Portugal, com Cavaco, deixou de ser um país para lá dos pirineus, para se tornar um país europeu.
Cavaco conseguiu o "impossível"? Obviamente que não. É sabido que
havendo uma liberalização do mercado este responde numa primeira fase de modo favorável. Primeiro, porque foi no tempo de Cavaco que se começaram as privatizações. Segundo, porque foi no seu tempo que se deram as primeiras deslocalizações de fábricas e pólos indústrias (então, a globalização era uma coisa boa
) para Portugal vindas da Europa Central. Isto é, deu-se crescimento económico. Num outro ponto
a situação financeira melhorou com a vinda dos fundos da CEE e que possibilitaram, assim, a mobilização de verbas para outros campos de investimento. Pode-se pois concluir que os três principais factores do crescimento económico de Portugal no final da década de 80
mais do que a política governamental, dependem da adesão à CEE e da natural pujança económica que isso traz.
Um segundo tópico não menos importante é o modo como
o poder local geriu as verbas da CEE: de um modo irracional, mal planeado e até mesmo corrupto. Isto são factos que vieram na imprensa portuguesa e em estudos internacionais. O que tem isso a ver com Cavaco? Ora,
o poder central - isto é, o Governo e, portanto, Cavaco Silva - deveria ter controlado essa gestão e, sobretudo, porque tinha uma responsabilidade política sobre este - tal como o poder central, o poder local era social-democrata. Os erros não se desculpam, pagam-se.
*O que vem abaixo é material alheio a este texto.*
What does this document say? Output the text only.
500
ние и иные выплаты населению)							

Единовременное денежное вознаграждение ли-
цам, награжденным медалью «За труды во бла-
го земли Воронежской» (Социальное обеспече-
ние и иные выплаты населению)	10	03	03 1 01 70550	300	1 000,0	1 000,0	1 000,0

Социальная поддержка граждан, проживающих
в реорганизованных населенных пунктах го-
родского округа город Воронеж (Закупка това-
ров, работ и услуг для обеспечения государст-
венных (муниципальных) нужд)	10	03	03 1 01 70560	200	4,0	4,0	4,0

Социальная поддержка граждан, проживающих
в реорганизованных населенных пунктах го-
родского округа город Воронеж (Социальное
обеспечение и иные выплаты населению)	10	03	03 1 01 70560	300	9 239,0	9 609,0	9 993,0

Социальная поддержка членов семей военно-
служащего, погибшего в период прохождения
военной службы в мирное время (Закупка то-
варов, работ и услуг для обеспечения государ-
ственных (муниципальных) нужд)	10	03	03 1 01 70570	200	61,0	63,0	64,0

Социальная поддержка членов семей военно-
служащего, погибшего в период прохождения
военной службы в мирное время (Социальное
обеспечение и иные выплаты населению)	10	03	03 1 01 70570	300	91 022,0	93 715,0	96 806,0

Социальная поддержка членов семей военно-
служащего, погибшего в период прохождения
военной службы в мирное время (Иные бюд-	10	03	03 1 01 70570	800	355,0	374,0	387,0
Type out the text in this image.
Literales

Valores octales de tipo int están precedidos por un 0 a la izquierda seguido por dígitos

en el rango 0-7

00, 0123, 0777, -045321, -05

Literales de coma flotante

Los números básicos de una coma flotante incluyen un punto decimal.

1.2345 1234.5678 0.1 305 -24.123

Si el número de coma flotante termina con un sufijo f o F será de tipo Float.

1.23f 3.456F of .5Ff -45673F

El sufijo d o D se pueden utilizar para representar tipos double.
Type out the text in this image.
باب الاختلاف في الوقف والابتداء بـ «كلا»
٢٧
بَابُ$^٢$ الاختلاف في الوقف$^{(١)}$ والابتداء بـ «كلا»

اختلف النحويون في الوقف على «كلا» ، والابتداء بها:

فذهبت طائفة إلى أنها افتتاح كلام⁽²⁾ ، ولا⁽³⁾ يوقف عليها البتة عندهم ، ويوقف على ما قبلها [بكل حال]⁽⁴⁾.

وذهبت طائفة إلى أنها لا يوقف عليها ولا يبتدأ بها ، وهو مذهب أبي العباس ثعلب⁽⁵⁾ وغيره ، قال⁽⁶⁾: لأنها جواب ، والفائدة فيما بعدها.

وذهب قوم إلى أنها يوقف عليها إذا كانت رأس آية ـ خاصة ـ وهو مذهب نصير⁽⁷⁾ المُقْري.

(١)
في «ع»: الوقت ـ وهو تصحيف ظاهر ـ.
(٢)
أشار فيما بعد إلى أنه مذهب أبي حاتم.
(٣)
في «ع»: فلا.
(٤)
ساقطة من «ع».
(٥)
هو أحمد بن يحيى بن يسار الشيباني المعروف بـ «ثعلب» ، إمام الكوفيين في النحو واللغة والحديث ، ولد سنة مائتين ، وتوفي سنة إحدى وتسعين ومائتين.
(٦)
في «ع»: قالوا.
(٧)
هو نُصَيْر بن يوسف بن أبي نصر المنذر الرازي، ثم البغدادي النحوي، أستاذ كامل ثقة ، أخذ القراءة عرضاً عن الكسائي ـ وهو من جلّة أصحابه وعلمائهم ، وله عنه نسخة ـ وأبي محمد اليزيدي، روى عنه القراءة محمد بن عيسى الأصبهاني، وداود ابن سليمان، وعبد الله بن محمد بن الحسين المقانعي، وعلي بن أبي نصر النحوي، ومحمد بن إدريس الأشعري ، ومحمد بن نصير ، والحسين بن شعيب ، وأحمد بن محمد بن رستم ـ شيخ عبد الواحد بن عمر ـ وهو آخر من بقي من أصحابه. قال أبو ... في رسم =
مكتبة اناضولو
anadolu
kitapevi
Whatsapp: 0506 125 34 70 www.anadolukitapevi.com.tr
Estes fundos foram mal administrados e
os responsáveis políticos não podem ser desculpabilizados.
Por outro lado, se se construiram estradas e infra-estruturas que nos ligaram à Europa e permitiram um melhor escoamento dos nossos produtos, deve-se notar que, por exemplo,
a Irlanda apostou numa formação superior, na modernização da sua agricultura e pesca e numa economia competitiva. Com dinheiros europeus. Portugal usou esses fundos essencialmente para construção de infra-estruturas. Opções? Sim. Porém, o
dinheiro da CEE/UE não é infinito e, portanto, deveria ter sido usado (até numa lógica de pacto de regime) na modernização da nossa capacidade técnico-produtiva e que a longo prazo (os vinte anos que completamos agora) iria seguramente produzir por ela própria as verbas necessárias para estradas e infra-estruturas. É o que ocorre, aliás, na Irlanda. E, no entanto, a Irlanda também investiu em infra-estruturas.
O nosso erro foi investir só nestas. Mais uma vez
os responsáveis políticos não podem ser desculpabilizados. Isto é uma crítica válida para Cavaco e Guterres. Porém, isso não desculpabiliza Cavaco.
Em geral, as infra-estruturas geraram um crescimento económico a curto prazo (através das empresas de construção), porém, não se traduziram num investimento proveitoso a médio prazo. E basta ver que isso não capacitou as empresas de construção para actuarem de forma independente no exterior.
Deste modo,
Cavaco não poderia ter do ponto vista económico o meu voto. Cavaco Silva fala agora que a ocupação de cargos públicos conforme cor partidária foi um erro. Não obstante,
não deixa de ser interessante que seguinto esta lógica, Cavaco poderá ser levado a nomear ao invés de militantes socialistas, militantes do PSD e CDS. Isto é, na prática, militantes dos partidos que o apoiaram. Gostaria de ver tal afirmação caso o governo fosse social-democrata. Sendo socialista não me espanta.
Do ponto de vista político podia só destacar o modo como foram tratadas figuras valiosas como Eurico de Melo, Fernando Nogueira e Cadilhe. Cavaco que é incapaz na sua auto-biografia de criticar Santana Lopes e de explicar porque não o elevou a ministro. faz-lhe mesmo elogios, para meses depois lhe chamar de má moeda. É pois uma pessoa cujas opiniões se centram no politicamente correcto. Eu pessoalmente
gosto de opiniões frontais (concorde com elas ou não).Cavaco tem um projecto governativo para Belém. Isso é inconstitucional. E poderá mesmo gerar confrontos com o Governo.
Não digo que Cavaco demita o Governo, mas pode desgastá-lo. Eu pessoalmente não acredito que o PSD constitua opção. Infelizmente, também não creio que Cavaco tenha cultura humanista (independentemente de ter ou não cultura livresca) para o diálogo. E isso em Belém é muito importante.
Em Belém não se pede um projecto governativo, mas alguém cujo perfil é de uma pessoa sensível e capaz de gerir os imprevistos que surjam de uma forma consensual e imparcial. Para mim essa pessoa (digo-o muito claramente) é
Manuel Alegre.
Manuel Alegre que tem mostrado, nos seus discursos, uma preocupação constante pelas Forças Armadas e sua dignificação e modernização. Manuel Alegre que, coerente com os seus princípios, fez a guerra para ter a capacidade moral para a criticar. Manuel Alegre que foi o deputado socialista que mais votou contra o seu próprio partido. Manuel Alegre que se manteve distante e críticos face à lógica do poder - por exemplo, na célebre questão do "queijo limiano". Pensem nestes factos.